We have multiple Spark jobs running during ETL phase of our application. Some of them are really large and complicated jobs which takes hours to complete. One of such job, which uses GraphX & Pregal libraries, started failing after running for sometime. We use Spark History server to debug any jobs after they are completed and to our surprise information about only this job is missing in the history server. This puts us in deep trouble because we have no way to troubleshoot what happened or why the job is failing.
Spark History Server
Every SparkConext launches a web UI and displays useful information about the Spark job that is running currently. But the information displayed there is not persisted, means it will not be available after the job is completed. For that we have to enable event logs, which put the events Spark job emit to a persisted storage.
Spark’s another component History server can be started to load its UI from this persisted store which can be used to debug jobs that are completed, i.e. historic jobs. The persistence storage can be a Local file system, HDFS, S3 or anything that is supported by Hadoop APIs.
We have an ephemeral spark cluster which scales out to 10s of slave nodes during ETL and scale in to a few slave nodes after ETL. Read this if you are interested to know more about how we do this. Event logging is enabled & we are using S3 as our persistent storage. This is done using the following two spark configurations.
spark.eventLog.enabled = true
spark.eventLog.dir = s3a://xyz-bucket/spark-history-logs
History server is running on the Spark master node. It is configured to use the same events directory as it’s log directory from where it display the data in UI.
spark.yarn.historyServer.address = spark-cluster-master-address:18080
spark.history.fs.logDirectory = s3a://xyz-bucket/spark-history-logs
History server is started by running the following command from Spark installation directory.
Back to the problem
So we are able to see all the completed jobs & their logs in the history server but only this one job was missing. It was the longest job we have in our ETL phase. Apparently there is a known issue with streaming logs of long running jobs to eventual consistent store like S3 as explained here.
One solution is to switch to HDFS as the event logs directory. Since ours is an ephemeral cluster we should create an HDFS directory which does not use the elastic nodes which are destroyed during scale-in.
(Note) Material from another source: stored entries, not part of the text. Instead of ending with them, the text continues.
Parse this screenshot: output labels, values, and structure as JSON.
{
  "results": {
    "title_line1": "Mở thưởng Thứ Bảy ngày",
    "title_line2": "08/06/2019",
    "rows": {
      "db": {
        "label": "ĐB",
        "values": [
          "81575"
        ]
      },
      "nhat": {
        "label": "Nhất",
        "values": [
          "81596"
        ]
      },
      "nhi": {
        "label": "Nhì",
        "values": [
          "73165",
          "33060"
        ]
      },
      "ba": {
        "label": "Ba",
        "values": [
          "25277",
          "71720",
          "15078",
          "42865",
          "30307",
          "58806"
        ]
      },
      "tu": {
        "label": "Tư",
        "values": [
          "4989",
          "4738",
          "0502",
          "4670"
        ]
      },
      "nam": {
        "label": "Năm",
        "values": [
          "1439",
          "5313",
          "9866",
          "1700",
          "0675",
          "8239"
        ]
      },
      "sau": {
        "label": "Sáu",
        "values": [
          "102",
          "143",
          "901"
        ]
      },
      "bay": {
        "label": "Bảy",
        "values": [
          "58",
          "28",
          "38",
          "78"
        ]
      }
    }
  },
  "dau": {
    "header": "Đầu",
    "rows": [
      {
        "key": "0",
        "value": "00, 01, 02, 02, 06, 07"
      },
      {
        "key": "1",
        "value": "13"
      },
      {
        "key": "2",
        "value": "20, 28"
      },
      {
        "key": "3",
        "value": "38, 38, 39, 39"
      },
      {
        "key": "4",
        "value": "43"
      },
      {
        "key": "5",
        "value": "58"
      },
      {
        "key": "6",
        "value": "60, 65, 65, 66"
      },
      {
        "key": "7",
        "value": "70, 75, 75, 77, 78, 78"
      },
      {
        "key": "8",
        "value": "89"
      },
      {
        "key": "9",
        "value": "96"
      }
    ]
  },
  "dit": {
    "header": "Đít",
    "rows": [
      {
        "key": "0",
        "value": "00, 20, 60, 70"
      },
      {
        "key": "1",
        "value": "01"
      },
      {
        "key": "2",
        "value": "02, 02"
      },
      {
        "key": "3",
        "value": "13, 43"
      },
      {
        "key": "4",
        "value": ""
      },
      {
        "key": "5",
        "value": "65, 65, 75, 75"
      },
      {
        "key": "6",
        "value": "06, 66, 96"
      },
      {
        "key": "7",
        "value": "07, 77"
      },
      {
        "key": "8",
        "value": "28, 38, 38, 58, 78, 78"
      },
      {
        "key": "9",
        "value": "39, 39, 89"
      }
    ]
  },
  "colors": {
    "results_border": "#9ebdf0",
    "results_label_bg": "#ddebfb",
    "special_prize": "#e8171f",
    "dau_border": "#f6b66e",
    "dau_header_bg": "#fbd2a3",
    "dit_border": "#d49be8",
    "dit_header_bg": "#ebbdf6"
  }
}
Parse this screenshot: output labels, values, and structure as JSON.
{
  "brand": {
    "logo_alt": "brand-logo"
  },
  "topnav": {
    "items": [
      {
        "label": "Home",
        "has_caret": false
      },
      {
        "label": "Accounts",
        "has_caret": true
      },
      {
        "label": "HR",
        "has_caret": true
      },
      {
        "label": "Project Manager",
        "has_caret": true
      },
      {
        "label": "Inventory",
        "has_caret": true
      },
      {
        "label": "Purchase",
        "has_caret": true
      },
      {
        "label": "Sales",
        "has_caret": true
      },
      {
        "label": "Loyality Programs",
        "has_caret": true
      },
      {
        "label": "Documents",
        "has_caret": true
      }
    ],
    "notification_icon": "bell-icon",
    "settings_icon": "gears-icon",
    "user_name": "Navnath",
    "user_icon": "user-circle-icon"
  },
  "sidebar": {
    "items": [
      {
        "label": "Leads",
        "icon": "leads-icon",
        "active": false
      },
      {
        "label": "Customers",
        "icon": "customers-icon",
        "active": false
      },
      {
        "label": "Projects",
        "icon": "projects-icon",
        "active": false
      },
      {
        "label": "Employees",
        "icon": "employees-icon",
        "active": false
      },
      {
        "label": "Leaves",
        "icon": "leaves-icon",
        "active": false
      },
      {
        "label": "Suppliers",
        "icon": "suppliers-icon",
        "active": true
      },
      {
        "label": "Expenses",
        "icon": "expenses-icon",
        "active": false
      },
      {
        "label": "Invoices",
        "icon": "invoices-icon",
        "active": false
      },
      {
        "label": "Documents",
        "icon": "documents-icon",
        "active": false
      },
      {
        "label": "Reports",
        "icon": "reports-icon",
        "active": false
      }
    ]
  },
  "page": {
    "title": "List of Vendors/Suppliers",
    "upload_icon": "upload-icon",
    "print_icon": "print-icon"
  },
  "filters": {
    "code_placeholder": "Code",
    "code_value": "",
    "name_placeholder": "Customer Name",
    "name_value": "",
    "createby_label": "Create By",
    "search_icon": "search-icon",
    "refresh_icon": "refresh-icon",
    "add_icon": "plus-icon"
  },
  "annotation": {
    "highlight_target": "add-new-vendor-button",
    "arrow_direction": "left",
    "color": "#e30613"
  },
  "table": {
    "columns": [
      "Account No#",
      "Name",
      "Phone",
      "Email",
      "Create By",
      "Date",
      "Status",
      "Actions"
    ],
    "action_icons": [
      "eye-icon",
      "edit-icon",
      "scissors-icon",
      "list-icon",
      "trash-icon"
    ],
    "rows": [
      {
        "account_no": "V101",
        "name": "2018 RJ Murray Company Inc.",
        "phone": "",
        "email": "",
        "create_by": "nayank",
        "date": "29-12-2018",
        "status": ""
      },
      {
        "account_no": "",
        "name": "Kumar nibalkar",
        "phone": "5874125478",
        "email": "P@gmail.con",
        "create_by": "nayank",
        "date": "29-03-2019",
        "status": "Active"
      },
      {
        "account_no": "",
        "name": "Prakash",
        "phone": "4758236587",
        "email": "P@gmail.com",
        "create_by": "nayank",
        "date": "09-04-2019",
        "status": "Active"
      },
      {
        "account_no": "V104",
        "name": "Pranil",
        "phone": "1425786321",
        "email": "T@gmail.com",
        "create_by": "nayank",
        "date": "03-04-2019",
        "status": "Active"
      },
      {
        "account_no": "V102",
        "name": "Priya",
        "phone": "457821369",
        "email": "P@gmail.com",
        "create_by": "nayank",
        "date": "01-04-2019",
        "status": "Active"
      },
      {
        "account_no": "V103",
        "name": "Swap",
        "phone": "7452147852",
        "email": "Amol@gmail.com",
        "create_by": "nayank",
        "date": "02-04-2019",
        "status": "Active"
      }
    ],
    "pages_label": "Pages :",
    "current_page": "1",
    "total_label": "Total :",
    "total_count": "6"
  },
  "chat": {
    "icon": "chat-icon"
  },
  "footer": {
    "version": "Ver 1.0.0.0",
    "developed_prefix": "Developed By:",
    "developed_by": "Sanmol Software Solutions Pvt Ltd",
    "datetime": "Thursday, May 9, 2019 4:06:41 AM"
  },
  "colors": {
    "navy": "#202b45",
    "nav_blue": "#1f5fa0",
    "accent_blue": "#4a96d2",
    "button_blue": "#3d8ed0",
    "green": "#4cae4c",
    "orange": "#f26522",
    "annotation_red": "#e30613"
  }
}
But as a general practice in our project, we use S3 or RDS for any persistence store and do not prefer storing anything like this in an EC2 node.
The other solution was to put the event logs into an HDFS directory only for this job and once the job is completed, move the logs to S3. This can be achieved by overriding the event logs directory by supplying a runtime configuration for the job.
spark.eventLog.dir : hdfs://spark-cluster-master-address/eventLogDir/
Once the job is completed, copy the contents inside this directory to S3.
hdfs dfs -copyToLocal hdfs://spark-cluster-master-address/eventLogDir/ /tmp/eventLogDir/
aws s3 cp /tmp/eventLogDir/ s3://xyz-bucket/spark-history-logs/
We are able to see the spark job and it’s logs in history server after this. I am sure there would be other solutions to this problem. If you have faced similar problems in your application, please let me know how did you solve it.